Most of us hear about lawsuits in the media, but how such matters are handled in the Courts is not widely known. Civil litigation is a branch of law the deal with disputes regarding money, property and injury.
It is generally considered distinct from other areas of law, such as family law, criminal law, immigration law, etc.
On this page, you’ll learn about how civil lawsuits work in Ontario. If you’ve watched the video above, you might already know that the two most common types of civil lawsuits are “actions” and “applications”. The information on this page will focus on “actions” because it is the most common type of civil lawsuit.
If you and your lawyer believe you have a case (also known as a “cause of action”), then the first step your lawyer will usually complete is to notify the other side of your legal position. This notification is usually a simple letter that is mailed to the other party demanding that certain actions are taken, or that certain actions must stop. There may also be a demand for payment in the initial letter.
If the situation is not resolved, you may instruct your lawyer to prepare and file a Statement of Claim (Form 14A) in Court. If your matter is going to the Small Claims Court, your lawyer or paralegal will prepare a Form 7A Plaintiff’s Claim instead. These document will name both parties, and will contain an itemized list of claims against the other party, and the facts that give rise to the claims.
The law requires that a copy of your Statement of Claim be served on the opposing party as well. This process usually involves hiring the services of a Process Server, a professional who is trained in filing Court documents and personally delivering such documents to parties for legal purposes. Your lawyer will arrange for these procedures to be completed.
Rule 18.01 of the Rules requires the defendant to respond within 20 days if the defendant is served in Ontario, 40 days if they are served elsewhere in Canada or in the United States, and 60 days if they are served anywhere else. The defendant is entitled to an additional 10 days if they file a Notice of Intent to Defend.
A party that does not respond can be noted in Default, and the Plaintiff may obtain an order of the Court in their favour.
There are two parts to the discovery process: documentary discovery, and oral discovery.
Documentary discovery is where parties exchange something called an “Affidavit of Documents”.
Oral discovery is simply a meeting between the parties and the lawyers, where each lawyer will have the opportunity to question the other party about certain particulars of the case. The meeting is held in the presence of a Court official, known as an Examiner, who will transcribe what is said during Discovery. The parties must tell the truth, and are, in fact, required to swear an oath to do so.
If the case is brought in the cities of Toronto, Ottawa or Essex County (Windsor), then Rule 75.1.02 of the Rules indicate that the parties must attend to settle their matter with the assistance of a mediator. This is known as Alternative Dispute Resolution. Such a meeting will be reported to the Courts, and documents will need to be filed indicating the successful completion of the mediation. The meeting is also required to take place within 120 days of the filing of the Statement of Defence. Many cases settle out of Court during mediation.
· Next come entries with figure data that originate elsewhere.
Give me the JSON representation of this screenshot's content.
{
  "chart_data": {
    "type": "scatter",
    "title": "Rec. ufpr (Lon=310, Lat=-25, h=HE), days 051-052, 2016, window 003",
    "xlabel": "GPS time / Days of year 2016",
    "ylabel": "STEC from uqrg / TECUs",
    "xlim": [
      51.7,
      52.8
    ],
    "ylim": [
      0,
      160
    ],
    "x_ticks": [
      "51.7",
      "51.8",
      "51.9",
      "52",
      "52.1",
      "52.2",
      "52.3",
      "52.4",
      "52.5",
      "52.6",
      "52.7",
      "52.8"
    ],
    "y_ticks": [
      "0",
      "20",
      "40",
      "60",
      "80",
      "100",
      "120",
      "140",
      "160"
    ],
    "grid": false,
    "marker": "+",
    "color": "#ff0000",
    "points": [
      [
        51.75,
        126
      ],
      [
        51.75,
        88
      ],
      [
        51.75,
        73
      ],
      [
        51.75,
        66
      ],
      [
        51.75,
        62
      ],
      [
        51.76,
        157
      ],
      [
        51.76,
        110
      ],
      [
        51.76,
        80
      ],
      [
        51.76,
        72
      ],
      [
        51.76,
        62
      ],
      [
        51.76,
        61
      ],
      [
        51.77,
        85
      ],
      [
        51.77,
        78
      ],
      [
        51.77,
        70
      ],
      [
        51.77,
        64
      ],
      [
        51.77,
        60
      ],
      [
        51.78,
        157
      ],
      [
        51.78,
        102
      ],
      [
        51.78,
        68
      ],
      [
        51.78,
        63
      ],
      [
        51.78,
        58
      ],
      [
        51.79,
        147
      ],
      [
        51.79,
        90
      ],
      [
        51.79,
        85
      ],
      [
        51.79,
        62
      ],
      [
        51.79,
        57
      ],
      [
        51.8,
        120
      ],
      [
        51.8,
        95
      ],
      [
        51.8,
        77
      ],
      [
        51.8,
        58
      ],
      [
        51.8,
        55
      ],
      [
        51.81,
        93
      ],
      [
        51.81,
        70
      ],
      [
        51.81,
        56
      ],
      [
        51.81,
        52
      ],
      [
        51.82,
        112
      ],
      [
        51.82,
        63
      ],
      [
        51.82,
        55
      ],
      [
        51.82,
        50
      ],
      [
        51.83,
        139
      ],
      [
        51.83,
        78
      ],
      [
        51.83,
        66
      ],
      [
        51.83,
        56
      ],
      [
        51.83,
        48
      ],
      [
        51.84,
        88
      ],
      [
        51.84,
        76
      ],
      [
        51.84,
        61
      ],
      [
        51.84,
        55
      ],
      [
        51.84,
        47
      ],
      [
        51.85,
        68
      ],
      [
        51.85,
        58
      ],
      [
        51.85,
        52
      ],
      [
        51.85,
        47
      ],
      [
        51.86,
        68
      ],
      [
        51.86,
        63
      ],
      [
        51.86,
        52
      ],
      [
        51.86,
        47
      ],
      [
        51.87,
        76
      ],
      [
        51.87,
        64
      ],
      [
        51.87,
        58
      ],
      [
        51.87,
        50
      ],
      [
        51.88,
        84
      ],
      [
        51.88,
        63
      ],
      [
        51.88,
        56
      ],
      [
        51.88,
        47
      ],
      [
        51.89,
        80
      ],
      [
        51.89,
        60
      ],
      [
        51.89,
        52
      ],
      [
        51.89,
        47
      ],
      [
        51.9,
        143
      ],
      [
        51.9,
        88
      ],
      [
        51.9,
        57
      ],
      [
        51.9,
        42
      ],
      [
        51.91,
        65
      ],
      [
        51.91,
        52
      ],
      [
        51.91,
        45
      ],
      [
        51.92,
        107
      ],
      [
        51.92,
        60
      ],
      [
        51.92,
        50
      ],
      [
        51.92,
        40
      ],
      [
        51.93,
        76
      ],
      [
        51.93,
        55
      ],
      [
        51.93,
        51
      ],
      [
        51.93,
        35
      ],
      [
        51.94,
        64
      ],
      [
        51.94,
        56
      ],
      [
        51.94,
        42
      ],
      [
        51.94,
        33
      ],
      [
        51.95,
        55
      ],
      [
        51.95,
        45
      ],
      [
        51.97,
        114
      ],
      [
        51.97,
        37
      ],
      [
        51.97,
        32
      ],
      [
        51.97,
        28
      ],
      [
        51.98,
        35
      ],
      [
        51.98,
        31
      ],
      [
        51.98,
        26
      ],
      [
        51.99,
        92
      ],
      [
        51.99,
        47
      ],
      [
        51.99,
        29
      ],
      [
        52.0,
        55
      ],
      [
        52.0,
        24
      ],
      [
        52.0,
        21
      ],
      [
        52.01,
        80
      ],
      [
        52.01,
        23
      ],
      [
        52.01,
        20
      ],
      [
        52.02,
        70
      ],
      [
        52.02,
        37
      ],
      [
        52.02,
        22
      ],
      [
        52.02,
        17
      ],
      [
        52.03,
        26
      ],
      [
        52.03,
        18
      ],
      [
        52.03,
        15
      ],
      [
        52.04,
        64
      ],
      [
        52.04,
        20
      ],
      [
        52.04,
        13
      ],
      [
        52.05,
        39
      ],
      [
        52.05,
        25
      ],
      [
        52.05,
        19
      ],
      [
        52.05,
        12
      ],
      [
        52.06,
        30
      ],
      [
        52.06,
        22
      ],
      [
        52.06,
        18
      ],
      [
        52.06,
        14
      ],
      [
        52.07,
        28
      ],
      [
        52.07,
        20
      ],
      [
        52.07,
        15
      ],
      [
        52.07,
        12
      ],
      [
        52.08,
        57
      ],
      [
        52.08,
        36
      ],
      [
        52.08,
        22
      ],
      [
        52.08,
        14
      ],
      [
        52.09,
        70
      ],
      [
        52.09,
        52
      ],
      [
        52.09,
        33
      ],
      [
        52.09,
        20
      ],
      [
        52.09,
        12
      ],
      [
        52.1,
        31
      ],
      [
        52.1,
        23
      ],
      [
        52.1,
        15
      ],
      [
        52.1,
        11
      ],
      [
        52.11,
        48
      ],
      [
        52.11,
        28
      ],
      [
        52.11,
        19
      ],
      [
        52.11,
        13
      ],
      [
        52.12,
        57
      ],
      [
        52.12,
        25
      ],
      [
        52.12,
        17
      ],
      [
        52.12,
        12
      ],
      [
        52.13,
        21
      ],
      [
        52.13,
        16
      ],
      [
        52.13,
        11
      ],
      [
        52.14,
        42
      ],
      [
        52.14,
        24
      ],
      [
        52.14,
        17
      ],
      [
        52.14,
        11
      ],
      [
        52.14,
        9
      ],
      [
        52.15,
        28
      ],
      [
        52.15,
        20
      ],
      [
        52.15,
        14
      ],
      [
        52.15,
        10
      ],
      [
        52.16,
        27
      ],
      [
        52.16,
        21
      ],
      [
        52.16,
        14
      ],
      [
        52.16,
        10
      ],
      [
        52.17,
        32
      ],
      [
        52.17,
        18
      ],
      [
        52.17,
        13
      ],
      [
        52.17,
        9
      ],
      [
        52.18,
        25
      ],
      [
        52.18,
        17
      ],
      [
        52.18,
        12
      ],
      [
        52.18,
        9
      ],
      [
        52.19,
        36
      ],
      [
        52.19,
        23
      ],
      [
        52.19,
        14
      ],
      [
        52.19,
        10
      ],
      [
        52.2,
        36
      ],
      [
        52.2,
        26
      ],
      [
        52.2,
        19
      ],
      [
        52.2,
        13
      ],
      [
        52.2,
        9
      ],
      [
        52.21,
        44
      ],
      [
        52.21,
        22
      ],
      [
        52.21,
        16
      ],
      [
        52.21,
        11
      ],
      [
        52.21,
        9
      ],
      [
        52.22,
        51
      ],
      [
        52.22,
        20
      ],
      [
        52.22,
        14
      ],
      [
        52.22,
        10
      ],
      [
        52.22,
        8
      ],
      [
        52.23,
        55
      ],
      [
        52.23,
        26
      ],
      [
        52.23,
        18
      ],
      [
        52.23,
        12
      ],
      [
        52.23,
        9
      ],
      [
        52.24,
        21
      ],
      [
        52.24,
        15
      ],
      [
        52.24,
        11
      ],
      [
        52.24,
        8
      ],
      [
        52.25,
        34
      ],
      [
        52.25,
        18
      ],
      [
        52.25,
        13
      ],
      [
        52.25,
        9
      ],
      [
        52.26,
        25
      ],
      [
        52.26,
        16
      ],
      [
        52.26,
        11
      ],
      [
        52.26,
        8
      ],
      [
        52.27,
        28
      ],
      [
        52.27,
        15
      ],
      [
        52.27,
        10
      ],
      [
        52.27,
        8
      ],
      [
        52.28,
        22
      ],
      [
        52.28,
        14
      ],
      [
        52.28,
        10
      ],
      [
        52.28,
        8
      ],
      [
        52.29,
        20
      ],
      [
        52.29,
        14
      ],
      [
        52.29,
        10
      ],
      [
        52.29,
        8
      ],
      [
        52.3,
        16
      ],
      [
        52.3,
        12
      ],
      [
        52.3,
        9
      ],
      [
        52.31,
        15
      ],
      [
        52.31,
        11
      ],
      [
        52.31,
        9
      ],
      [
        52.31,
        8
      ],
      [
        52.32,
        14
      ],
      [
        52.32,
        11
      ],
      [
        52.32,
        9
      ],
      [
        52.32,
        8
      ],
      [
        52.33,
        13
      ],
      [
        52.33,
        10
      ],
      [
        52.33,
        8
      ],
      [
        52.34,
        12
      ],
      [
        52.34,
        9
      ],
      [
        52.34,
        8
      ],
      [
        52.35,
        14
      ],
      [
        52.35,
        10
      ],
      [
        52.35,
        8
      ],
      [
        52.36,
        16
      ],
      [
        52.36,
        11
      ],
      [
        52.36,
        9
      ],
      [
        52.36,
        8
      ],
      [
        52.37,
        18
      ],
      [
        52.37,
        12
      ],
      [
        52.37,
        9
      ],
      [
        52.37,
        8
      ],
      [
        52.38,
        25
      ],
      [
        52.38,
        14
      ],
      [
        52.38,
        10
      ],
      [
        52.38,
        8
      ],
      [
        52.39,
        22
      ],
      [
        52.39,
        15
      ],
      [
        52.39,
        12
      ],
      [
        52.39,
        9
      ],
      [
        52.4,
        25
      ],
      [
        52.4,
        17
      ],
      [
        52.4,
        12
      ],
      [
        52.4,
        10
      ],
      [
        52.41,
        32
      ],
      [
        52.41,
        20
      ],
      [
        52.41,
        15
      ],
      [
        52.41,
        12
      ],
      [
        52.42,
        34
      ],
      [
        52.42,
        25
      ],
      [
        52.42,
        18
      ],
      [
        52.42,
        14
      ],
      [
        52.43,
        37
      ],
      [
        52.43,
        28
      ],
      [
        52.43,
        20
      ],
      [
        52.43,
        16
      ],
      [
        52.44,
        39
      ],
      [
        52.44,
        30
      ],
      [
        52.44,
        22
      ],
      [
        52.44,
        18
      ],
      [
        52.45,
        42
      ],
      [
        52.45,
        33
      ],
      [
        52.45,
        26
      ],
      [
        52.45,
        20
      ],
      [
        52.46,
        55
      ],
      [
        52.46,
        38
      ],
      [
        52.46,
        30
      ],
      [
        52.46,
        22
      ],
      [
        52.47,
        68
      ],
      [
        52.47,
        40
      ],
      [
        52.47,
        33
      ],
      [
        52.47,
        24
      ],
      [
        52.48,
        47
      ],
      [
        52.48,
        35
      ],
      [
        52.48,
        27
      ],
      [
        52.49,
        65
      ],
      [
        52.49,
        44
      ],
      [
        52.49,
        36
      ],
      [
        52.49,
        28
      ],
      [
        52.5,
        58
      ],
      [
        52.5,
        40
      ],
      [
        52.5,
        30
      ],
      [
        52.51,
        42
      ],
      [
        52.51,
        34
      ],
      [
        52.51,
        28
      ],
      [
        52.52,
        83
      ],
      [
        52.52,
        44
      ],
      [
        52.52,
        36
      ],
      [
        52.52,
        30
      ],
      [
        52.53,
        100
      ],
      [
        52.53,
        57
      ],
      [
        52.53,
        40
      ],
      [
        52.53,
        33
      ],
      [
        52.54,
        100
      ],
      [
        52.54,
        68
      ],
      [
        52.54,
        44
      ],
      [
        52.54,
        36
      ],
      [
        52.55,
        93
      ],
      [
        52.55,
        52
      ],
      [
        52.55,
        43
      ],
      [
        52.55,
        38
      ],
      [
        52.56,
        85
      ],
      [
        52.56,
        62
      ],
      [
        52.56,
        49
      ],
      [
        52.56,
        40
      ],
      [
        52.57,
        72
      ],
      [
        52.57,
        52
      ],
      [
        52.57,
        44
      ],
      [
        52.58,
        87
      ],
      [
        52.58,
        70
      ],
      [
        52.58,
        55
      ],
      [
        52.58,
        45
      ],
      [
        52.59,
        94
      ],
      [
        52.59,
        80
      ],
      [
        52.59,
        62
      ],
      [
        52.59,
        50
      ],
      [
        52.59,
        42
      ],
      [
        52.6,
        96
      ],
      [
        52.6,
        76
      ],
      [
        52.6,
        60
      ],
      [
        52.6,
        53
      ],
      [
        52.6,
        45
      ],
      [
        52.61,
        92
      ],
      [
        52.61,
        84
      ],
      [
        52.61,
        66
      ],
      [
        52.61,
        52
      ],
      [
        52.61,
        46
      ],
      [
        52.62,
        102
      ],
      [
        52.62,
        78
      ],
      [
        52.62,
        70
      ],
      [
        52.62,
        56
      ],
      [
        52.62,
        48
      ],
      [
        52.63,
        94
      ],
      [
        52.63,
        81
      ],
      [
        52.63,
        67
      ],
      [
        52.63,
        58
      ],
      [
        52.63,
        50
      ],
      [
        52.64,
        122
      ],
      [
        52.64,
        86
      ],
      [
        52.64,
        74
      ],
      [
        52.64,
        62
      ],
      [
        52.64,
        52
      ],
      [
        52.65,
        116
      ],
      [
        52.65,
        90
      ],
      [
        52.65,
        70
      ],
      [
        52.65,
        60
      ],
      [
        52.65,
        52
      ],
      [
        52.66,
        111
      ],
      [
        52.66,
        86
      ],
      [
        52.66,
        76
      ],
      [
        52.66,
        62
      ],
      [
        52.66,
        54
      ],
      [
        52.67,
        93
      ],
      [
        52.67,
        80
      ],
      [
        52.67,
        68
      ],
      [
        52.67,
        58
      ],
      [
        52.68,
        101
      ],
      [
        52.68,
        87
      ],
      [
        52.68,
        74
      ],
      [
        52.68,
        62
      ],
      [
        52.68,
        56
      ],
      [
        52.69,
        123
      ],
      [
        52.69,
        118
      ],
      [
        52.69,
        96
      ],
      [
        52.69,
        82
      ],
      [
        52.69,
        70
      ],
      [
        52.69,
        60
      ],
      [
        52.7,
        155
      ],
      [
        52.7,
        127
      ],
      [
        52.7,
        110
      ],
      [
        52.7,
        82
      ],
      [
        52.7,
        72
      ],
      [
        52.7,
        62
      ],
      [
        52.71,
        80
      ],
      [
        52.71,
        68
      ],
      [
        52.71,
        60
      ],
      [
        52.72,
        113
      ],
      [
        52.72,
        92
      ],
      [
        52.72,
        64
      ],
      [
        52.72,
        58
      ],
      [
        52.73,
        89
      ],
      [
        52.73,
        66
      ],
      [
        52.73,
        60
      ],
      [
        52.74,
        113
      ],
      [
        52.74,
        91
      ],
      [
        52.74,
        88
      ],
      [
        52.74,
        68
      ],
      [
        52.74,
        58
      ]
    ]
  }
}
If a resolution was not agreed upon during mediation, the parties can set the matter down for Trial. However, within 90 days of doing so, a Pretrial Conference must be held, where a Judge will assist the parties in arrived at a settlement. The parties are encouraged to make reasonable offers to settle, and if they don’t, or refuse a reasonable offer, this behavior may have consequences in terms of legal costs. Ordinarily, the losing party must pay for everyone’s legal; however, a Judge make any order than is just when determining who must pay the costs of the case.
During the trial, the Plaintiff’s lawyer will attempt to prove their case on a balance of probabilities, but he or she does not need to prove the case beyond a reasonable doubt in the way that the Crown must in a Criminal trial. The parties may call witnesses to testify and give evidence, and each party is entitled to cross examine the other party’s witnesses. The completion of this stage usually marks the last major proceeding in a case; however, sometimes a party may wish to appeal the Judge’s decision to the Ontario Court of Appeal (ONCA). However, this is a lengthy process and not all cases are granted leave to appeal or, in other words, the ONCA does not always agree to hear every appeal that is sought.
If your lawyer believes that the trial judge made an error of law, then you might want to consider appealing your case. Depending on the level of court the made the decision, the appeal will either be heard by the “Divisional Court” or the “Court of Appeal”.